Peggy Manson created this monster. A family that’s determined with being together and finding the Oktoberfest medallion — even when they can’t be together.

For the second time in nearly two decades of hunting, Manson, one of her daughters, Sarah, and their dog Roscoe found the Oktoberfest medallion Thursday taped under the rail of a footbridge near Forest Hills Golf Course.

(Left) Peggy Munson shows off where she found the Oktoberfest medallion. (Right) Roscoe leading the way, after the find.

Then the fun began, like it did all those years ago, when Manson and both her daughters found it the first time.

“We found it 16 years ago,” she said excitedly on La Crosse Talk PM. “I looked back at those pictures. I can’t believe how young the kids were.

“And, my older daughter, who bossed her sister to make her look harder. She said, ‘You get behind me. We’re both going to look.’ And, boom, there it was. It’s just such a fun family thing to do. We love doing that, and we had a blast. Sixteen years ago, we just went crazy.”



Part of that having a blast was then taping the medallion to one of the kid’s legs and going to Gundersen, where Peggy’s husband worked, telling him she actually hurt her leg while looking for the medallion. Of course, when the pant leg came up, there’s the treasure — a good laugh they’ll remember forever.

Next they went to Shopko, where their son was working. Told a co-worker there was a delivery. They hid by the clothes and watched him open a box with the medallion. More laughs. More memories.

“It was a blast, and we just learned a ton about La Crosse,” Manson said, adding the hunt even continued when the kids weren’t in town. “They would send me clues, at like 6 in the morning. ‘Mom, get out of bed and go out to here.’ … ‘You gotta get up!’ And I’d be like, ‘I have a life here. I can’t be looking for this alone.’”

This year, the whole family, together for breakfast but only mom and daughter — Roscoe hadn’t a clue — knew they had the medallion. And they hid it under one of a dozen doughnuts in a box for the daughter that missed out on the morning hunt.

“And she took that first doughnut and did not see the medallion,” Manson said. “And her husband saw it from across the room, and her friend Kaitlin saw it. But she said, ‘What are you looking at? What?’ And then she looked down and just screamed!”
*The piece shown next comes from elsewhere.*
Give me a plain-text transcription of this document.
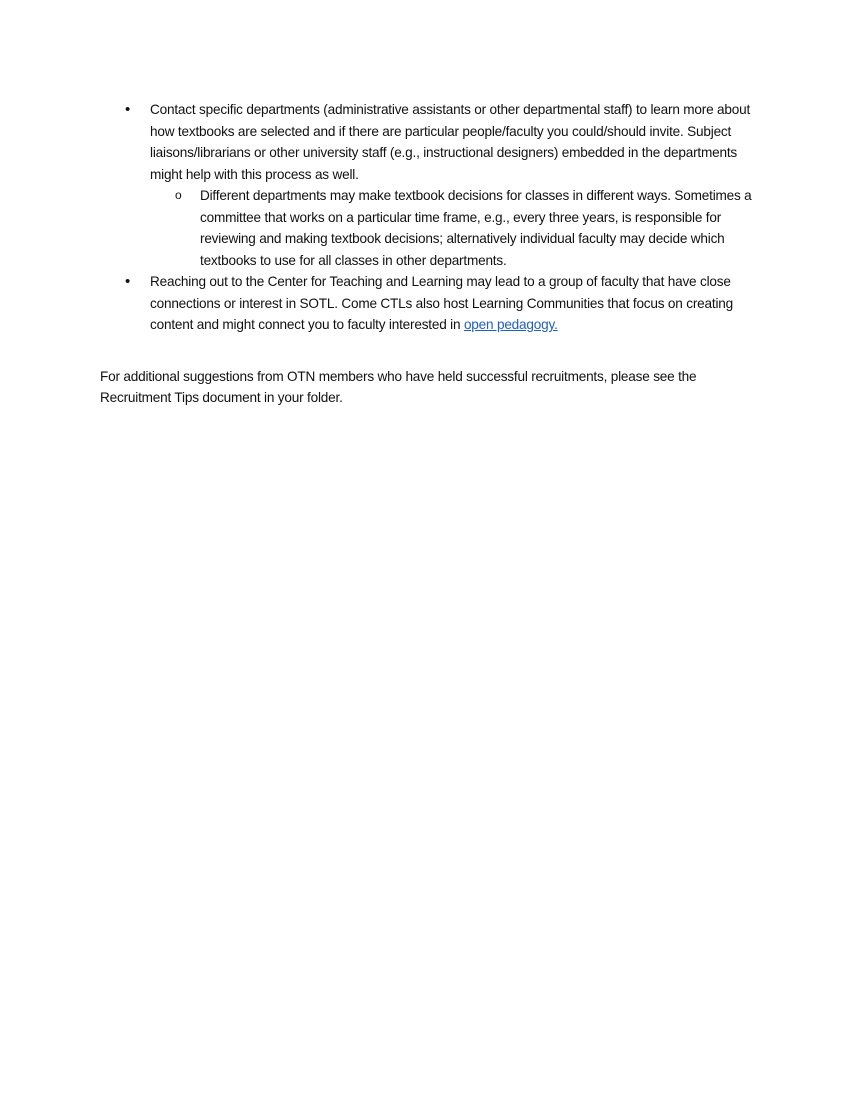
• Contact specific departments (administrative assistants or other departmental staff) to learn more about how textbooks are selected and if there are particular people/faculty you could/should invite. Subject liaisons/librarians or other university staff (e.g., instructional designers) embedded in the departments might help with this process as well.
o Different departments may make textbook decisions for classes in different ways. Sometimes a committee that works on a particular time frame, e.g., every three years, is responsible for reviewing and making textbook decisions; alternatively individual faculty may decide which textbooks to use for all classes in other departments.
• Reaching out to the Center for Teaching and Learning may lead to a group of faculty that have close connections or interest in SOTL. Come CTLs also host Learning Communities that focus on creating content and might connect you to faculty interested in open pedagogy.

For additional suggestions from OTN members who have held successful recruitments, please see the Recruitment Tips document in your folder.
After finding it, Manson did get some questions from friends.

“Somebody asked me today, ‘Do you have any advice for people looking for it?’ And I said, ‘Absolutely not!,” Munson exclaimed.

But what she hadn’t realized, as she told the story of finding the medallion, she was giving away their family methodology over the air — how they dissected the clues to find it on that footbridge.

It took three clues 16 years ago and four clues this time.

With the $500 prize, Manson said, since Roscoe only got about a 5-minute walk, because they found the medallion so quickly, there are some treats in store for him with some of that money.